Joe Landry's It's a Wonderful Life, A Live Radio Play is one alternative to the Nutcrackers and Christmas Carols. It just opened at the Prince on Chestnut Street with a convincing staging and good talent but one big caveat. Broadcasting in the 1940s had golden voices, and comforting style. Unfortunately this isn't what you get from Jered McLenigan whose idea of an old time radio host is a wink, leer, and racecourse chatter. McLenigan has the central role. He introduces the radio play before it becomes the Frank Capra movie. He's a fine mimic, and takes multiple parts in the story that most of us know so well. But the interpretation is hyperactive and his voice is raspy. The style he's chosen is so irritating, McLenigan does no service to any media, then or now. Working to better results but not up to their usual high standards are Peter Pryor in the Jimmy Stewart role of the Good Guy George Bailey who goes from crisis to catastrophe. Tom McCarthy plays Clarence, the Angel, second class. They are stuck in a team that should have begged director Barry McNabb to slow things down.

Landry's 1990s play requires half a dozen actors to double up on parts which they do, often well.
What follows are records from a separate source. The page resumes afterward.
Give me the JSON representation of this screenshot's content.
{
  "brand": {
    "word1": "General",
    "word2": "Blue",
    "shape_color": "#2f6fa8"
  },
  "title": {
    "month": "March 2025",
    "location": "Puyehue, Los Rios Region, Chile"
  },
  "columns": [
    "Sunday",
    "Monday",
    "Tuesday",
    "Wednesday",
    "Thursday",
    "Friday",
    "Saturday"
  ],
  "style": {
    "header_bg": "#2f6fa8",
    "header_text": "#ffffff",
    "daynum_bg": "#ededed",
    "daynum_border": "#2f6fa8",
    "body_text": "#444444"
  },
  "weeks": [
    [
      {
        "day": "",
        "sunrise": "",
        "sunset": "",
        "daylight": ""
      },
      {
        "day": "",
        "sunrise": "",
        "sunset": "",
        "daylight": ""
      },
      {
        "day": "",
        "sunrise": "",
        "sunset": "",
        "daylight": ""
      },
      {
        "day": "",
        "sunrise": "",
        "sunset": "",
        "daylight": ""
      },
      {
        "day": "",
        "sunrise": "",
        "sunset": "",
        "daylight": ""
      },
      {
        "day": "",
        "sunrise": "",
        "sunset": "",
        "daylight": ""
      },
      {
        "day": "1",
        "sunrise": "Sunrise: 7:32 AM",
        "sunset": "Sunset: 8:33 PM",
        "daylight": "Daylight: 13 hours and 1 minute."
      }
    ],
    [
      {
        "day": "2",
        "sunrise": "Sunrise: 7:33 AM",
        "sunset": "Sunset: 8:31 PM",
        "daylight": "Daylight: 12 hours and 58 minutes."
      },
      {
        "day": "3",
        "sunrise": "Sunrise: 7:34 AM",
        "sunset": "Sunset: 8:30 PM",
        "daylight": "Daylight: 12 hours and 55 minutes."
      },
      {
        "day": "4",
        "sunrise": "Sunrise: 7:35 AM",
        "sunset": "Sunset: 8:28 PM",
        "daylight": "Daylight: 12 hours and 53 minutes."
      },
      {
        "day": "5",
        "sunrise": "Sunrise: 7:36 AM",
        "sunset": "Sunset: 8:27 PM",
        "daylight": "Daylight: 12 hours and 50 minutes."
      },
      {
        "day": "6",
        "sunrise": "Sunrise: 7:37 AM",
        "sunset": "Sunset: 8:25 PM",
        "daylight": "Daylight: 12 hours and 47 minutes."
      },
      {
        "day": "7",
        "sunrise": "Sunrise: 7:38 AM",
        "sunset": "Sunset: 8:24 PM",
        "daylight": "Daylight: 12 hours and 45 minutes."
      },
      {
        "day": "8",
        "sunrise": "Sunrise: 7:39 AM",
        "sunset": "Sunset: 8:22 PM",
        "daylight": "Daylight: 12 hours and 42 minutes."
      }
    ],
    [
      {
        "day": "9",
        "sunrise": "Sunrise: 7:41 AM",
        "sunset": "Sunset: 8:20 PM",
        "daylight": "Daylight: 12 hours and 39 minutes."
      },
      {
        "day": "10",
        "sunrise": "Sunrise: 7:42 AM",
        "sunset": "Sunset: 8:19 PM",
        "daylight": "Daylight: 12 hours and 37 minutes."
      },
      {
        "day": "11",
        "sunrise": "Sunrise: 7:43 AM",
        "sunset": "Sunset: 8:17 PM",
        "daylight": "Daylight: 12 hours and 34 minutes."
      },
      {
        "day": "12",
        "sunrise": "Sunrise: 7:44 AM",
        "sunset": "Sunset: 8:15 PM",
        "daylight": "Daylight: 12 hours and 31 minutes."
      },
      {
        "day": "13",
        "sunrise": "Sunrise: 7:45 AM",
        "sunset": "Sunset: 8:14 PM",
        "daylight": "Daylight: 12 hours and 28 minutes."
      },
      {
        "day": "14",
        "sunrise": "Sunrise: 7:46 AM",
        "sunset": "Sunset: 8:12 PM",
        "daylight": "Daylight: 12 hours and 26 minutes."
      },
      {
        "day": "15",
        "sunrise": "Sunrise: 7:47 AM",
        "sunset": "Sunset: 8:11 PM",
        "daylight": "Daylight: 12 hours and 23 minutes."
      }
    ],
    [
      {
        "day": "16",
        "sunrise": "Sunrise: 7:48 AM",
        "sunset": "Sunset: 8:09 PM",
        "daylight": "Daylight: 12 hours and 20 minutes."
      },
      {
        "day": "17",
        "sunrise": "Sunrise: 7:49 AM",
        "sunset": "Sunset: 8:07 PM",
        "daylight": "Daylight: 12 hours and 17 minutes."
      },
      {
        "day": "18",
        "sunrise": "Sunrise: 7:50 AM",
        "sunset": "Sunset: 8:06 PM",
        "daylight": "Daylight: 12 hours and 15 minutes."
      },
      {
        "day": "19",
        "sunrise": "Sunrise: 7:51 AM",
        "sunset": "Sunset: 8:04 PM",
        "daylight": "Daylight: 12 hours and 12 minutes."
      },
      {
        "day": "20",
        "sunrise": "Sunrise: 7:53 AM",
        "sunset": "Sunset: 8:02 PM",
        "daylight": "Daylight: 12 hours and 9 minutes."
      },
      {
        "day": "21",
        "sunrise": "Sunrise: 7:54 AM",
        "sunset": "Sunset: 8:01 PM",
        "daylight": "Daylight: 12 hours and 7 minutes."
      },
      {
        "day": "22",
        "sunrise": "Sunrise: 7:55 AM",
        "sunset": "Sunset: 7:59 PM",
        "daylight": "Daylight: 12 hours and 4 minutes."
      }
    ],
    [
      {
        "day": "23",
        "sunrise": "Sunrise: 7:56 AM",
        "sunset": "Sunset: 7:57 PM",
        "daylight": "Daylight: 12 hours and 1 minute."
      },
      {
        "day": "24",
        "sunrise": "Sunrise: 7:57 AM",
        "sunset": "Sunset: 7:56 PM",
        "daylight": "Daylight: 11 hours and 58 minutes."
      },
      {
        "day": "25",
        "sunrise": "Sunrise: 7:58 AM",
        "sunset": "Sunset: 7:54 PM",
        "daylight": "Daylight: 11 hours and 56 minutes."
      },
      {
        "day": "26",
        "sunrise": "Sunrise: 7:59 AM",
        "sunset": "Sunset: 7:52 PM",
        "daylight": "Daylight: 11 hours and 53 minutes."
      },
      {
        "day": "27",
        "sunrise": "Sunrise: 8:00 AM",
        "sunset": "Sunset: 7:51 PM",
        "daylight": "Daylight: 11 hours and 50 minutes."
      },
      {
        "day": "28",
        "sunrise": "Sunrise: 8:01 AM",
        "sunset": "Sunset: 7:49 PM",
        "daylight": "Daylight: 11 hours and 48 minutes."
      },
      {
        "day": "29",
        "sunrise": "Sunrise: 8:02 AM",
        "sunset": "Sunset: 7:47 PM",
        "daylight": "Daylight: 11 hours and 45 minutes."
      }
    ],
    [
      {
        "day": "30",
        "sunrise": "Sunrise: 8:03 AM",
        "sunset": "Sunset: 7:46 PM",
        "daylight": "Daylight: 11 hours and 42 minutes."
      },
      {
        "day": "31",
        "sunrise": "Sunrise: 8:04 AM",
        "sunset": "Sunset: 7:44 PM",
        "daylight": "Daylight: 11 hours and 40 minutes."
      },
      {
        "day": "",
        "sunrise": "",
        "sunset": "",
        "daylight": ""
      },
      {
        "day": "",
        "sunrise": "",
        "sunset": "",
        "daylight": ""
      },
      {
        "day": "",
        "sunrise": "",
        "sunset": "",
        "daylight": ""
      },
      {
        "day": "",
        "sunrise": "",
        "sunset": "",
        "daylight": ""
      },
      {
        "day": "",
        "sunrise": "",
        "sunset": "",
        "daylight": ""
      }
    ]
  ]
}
They even sing: during the radio breaks for Tastycakes, there are holiday standards. A standout is Rachel Brennan who plays Violet, and all the women of Bedford Falls, some boys, too. Jennifer Page is a fetching Mary Bailey. The onstage pianist, and musical arranger is Collin Maier, who can sings well. Sound designer Jeffrey Lorenz with his Bryl Creamed hair is fun to watch as he goes about his business. Maxine Johnson's costumes and Liz Burrow's set suit the period. Much works in this Wonderful Life at the Prince, but not the timing.